В 1948-м – постановлением Совета министров № 672 за подписью Сталина – принято решение: «Безыдейные, антинародные, формалистические произведения буржуазного искусства подлежат изъятию. Чудо, что шедевры, низвергнутые, запрёщенные к показу, не уничтожили, не пустили с молотка, а просто поделили – между Пушкинским и Эрмитажем. Небольшая толика их досталась и провинциальным музеям Советского Союза.
Был замечательный аргумент, что на Западе наше советское искусство не выставляют, отдельного музея нет. Так что мы им здесь будем отдельный музей делать?
С десяток картин западных мастеров попали и в музей чудного городка на Юге России. Многие поколения горожан и гостей города любовались малыми голландцами, подлинниками П. П. Рубенса, конечно, жемчужиной местной коллекции – картиной Питера Брейля «Сельский праздник».
Несколько дней назад какая-то сволочь проникла в музей, отключив простенькую сигнализацию. Вор вырезал из рамы «Сельский праздник», а с остальными фламандцами поступил просто по-варварски. Резал ножом по живому, оставляя куски полотна на подрамниках. Сотрудники, придя утром, пришли в ужас. В своей каморке лежал без каких-либо признаков жизни сторож по имени Ипполит. Он сам был из местных художников, однако картины продавать ему удавалось не часто, а посему, используя своё знакомство с директором музея, трудился Ипполит сторожем.
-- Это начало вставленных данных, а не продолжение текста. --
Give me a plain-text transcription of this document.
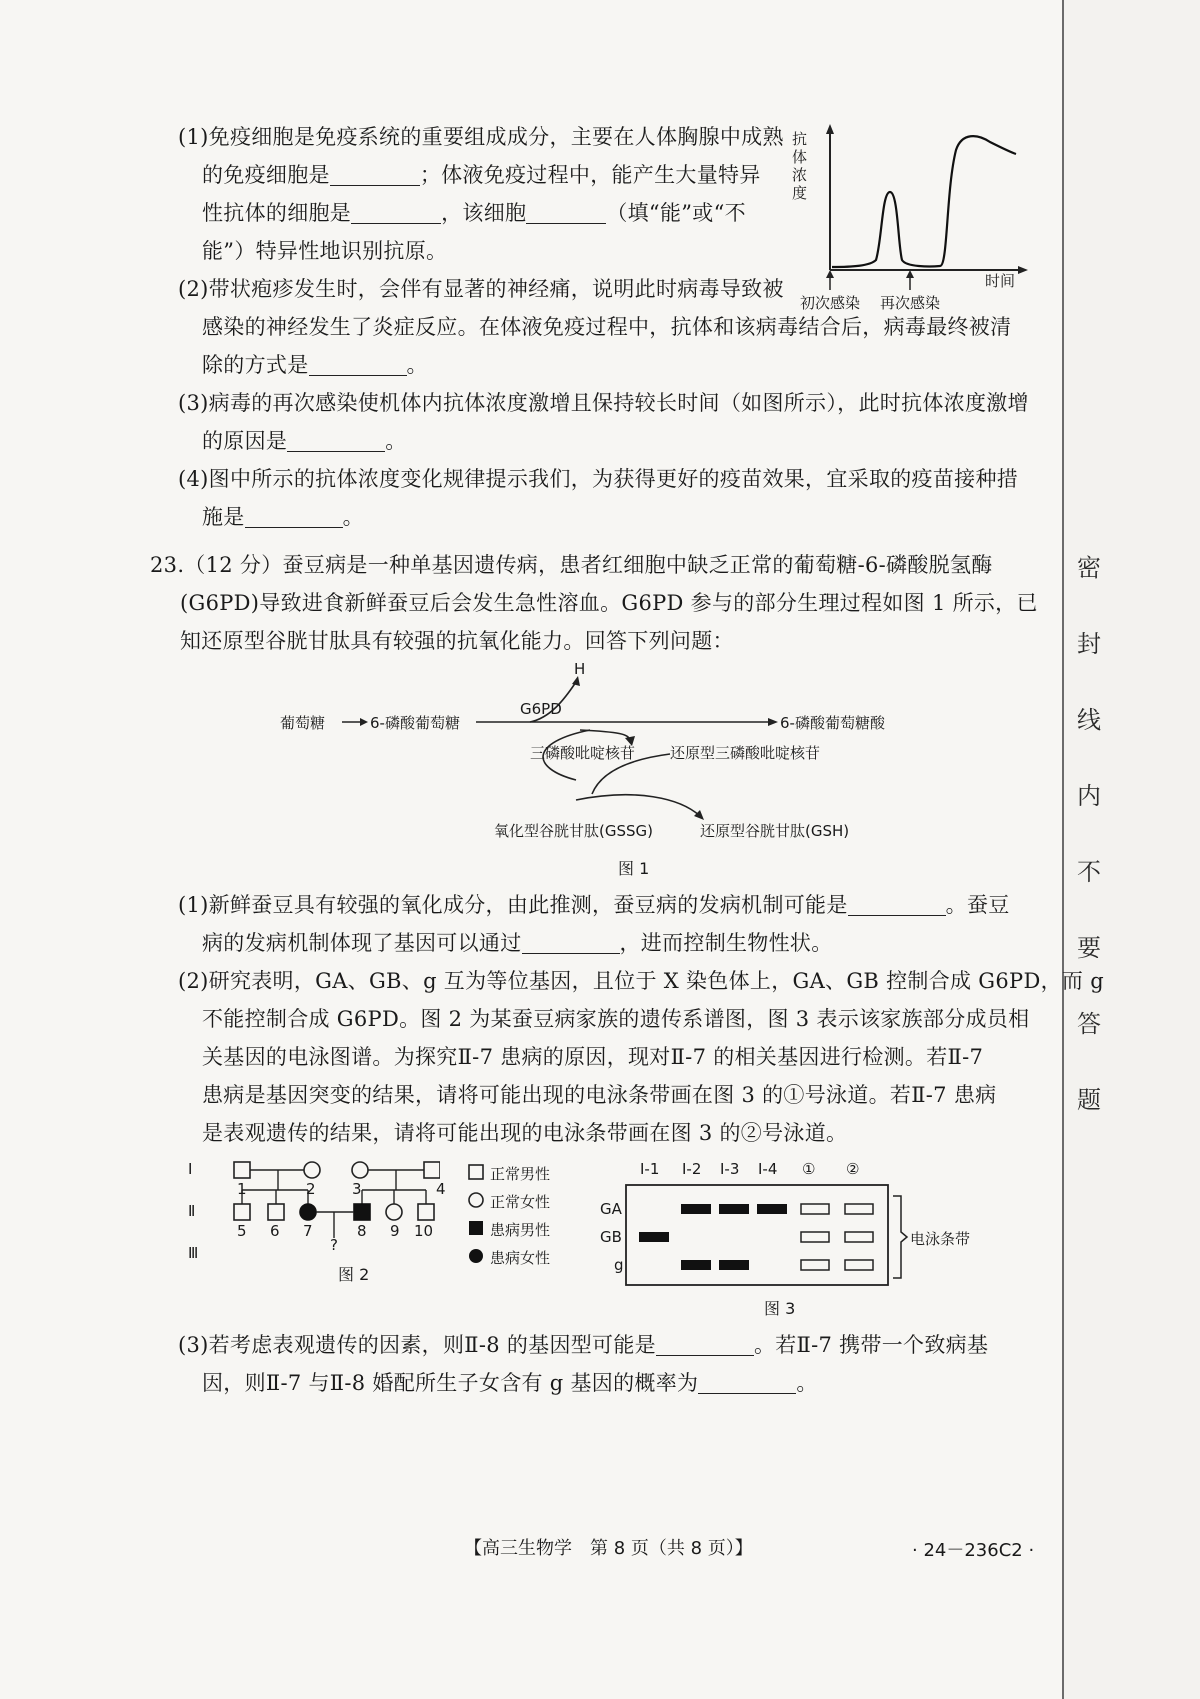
密
封
线
内
不
要
答
题
(1)免疫细胞是免疫系统的重要组成成分，主要在人体胸腺中成熟
的免疫细胞是	；体液免疫过程中，能产生大量特异
性抗体的细胞是	，该细胞	（填“能”或“不
能”）特异性地识别抗原。
(2)带状疱疹发生时，会伴有显著的神经痛，说明此时病毒导致被
感染的神经发生了炎症反应。在体液免疫过程中，抗体和该病毒结合后，病毒最终被清
除的方式是	。
(3)病毒的再次感染使机体内抗体浓度激增且保持较长时间（如图所示），此时抗体浓度激增
的原因是	。
(4)图中所示的抗体浓度变化规律提示我们，为获得更好的疫苗效果，宜采取的疫苗接种措
施是	。
抗体浓度
时间
初次感染 再次感染
23.（12 分）蚕豆病是一种单基因遗传病，患者红细胞中缺乏正常的葡萄糖-6-磷酸脱氢酶
(G6PD)导致进食新鲜蚕豆后会发生急性溶血。G6PD 参与的部分生理过程如图 1 所示，已
知还原型谷胱甘肽具有较强的抗氧化能力。回答下列问题：
葡萄糖	6-磷酸葡萄糖
G6PD
H
6-磷酸葡萄糖酸
三磷酸吡啶核苷 还原型三磷酸吡啶核苷
氧化型谷胱甘肽(GSSG)	还原型谷胱甘肽(GSH)
图 1
(1)新鲜蚕豆具有较强的氧化成分，由此推测，蚕豆病的发病机制可能是	。蚕豆
病的发病机制体现了基因可以通过	，进而控制生物性状。
(2)研究表明，GA、GB、g 互为等位基因，且位于 X 染色体上，GA、GB 控制合成 G6PD，而 g
不能控制合成 G6PD。图 2 为某蚕豆病家族的遗传系谱图，图 3 表示该家族部分成员相
关基因的电泳图谱。为探究Ⅱ-7 患病的原因，现对Ⅱ-7 的相关基因进行检测。若Ⅱ-7
患病是基因突变的结果，请将可能出现的电泳条带画在图 3 的①号泳道。若Ⅱ-7 患病
是表观遗传的结果，请将可能出现的电泳条带画在图 3 的②号泳道。
Ⅰ
Ⅱ
Ⅲ
1	2 3	4
5 6 7	8 9 10
?
图 2
正常男性
正常女性
患病男性
患病女性
Ⅰ-1 Ⅰ-2 Ⅰ-3 Ⅰ-4 ① ②
GA
GB
g
电泳条带
图 3
(3)若考虑表观遗传的因素，则Ⅱ-8 的基因型可能是	。若Ⅱ-7 携带一个致病基
因，则Ⅱ-7 与Ⅱ-8 婚配所生子女含有 g 基因的概率为	。
【高三生物学　第 8 页（共 8 页）】	· 24－236C2 ·
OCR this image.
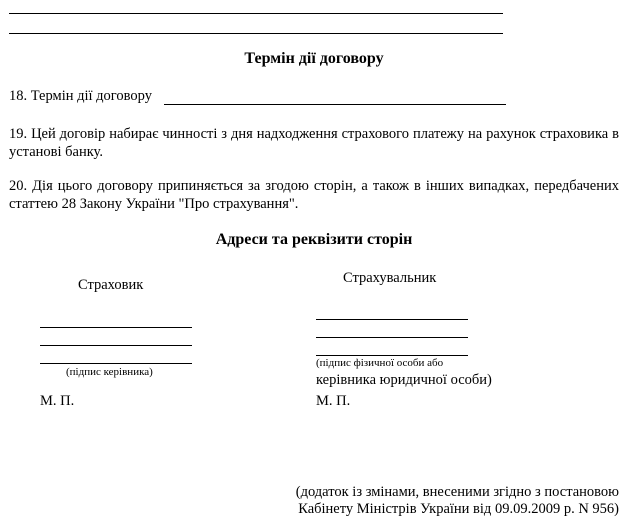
Термін дії договору
18. Термін дії договору
19. Цей договір набирає чинності з дня надходження страхового платежу на рахунок страховика в установі банку.
20. Дія цього договору припиняється за згодою сторін, а також в інших випадках, передбачених статтею 28 Закону України "Про страхування".
Адреси та реквізити сторін
Страховик
(підпис керівника)
М. П.
Страхувальник
(підпис фізичної особи або
керівника юридичної особи)
М. П.
(додаток із змінами, внесеними згідно з постановою
Кабінету Міністрів України від 09.09.2009 р. N 956)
Выпивал в меру и только в компании себе подобных. Никаких загулов не позволял, был тихим и незаметным. Из копии результата осмотра (как уж её смог раздобыть Силуянов?) следовало, что на столе лежало два огрызка яблока, сыр и початая бутылка местного вина, причём не самого плохого качества. Здесь же была копия заключения экспертизы, в которой сообщалось, что один огрызок яблока содержит сильнейший яд, а другой – нет. Более яда нигде обнаружено не было. В папке так же находились фотографии пустых картинных рам с обрывками картин по краям.
Марго задумалась, как всегда в её мозгу щёлкнул тумблер. Человек пошёл на убийство только ради того, чтобы отключить простую сигнализацию, расположенную в каморке сторожа, а затем так небрежно вырезал картины, хотя точно знал, что ему до утра никто не помешает. Либо убийца полный невежда и совсем ничего не понимает в искусстве, либо у него так дрожали руки, что он резал картины, как придётся, лишь бы побыстрее покинуть музей.
Ей жутко захотелось придвинуть к себе пачку бланков с повестками и вызвать на допрос директора музея и знакомых покойного сторожа, но статус частного сыщика ничего подобного не позволял, более того, категорически запрещал вмешиваться в дела официального следствия.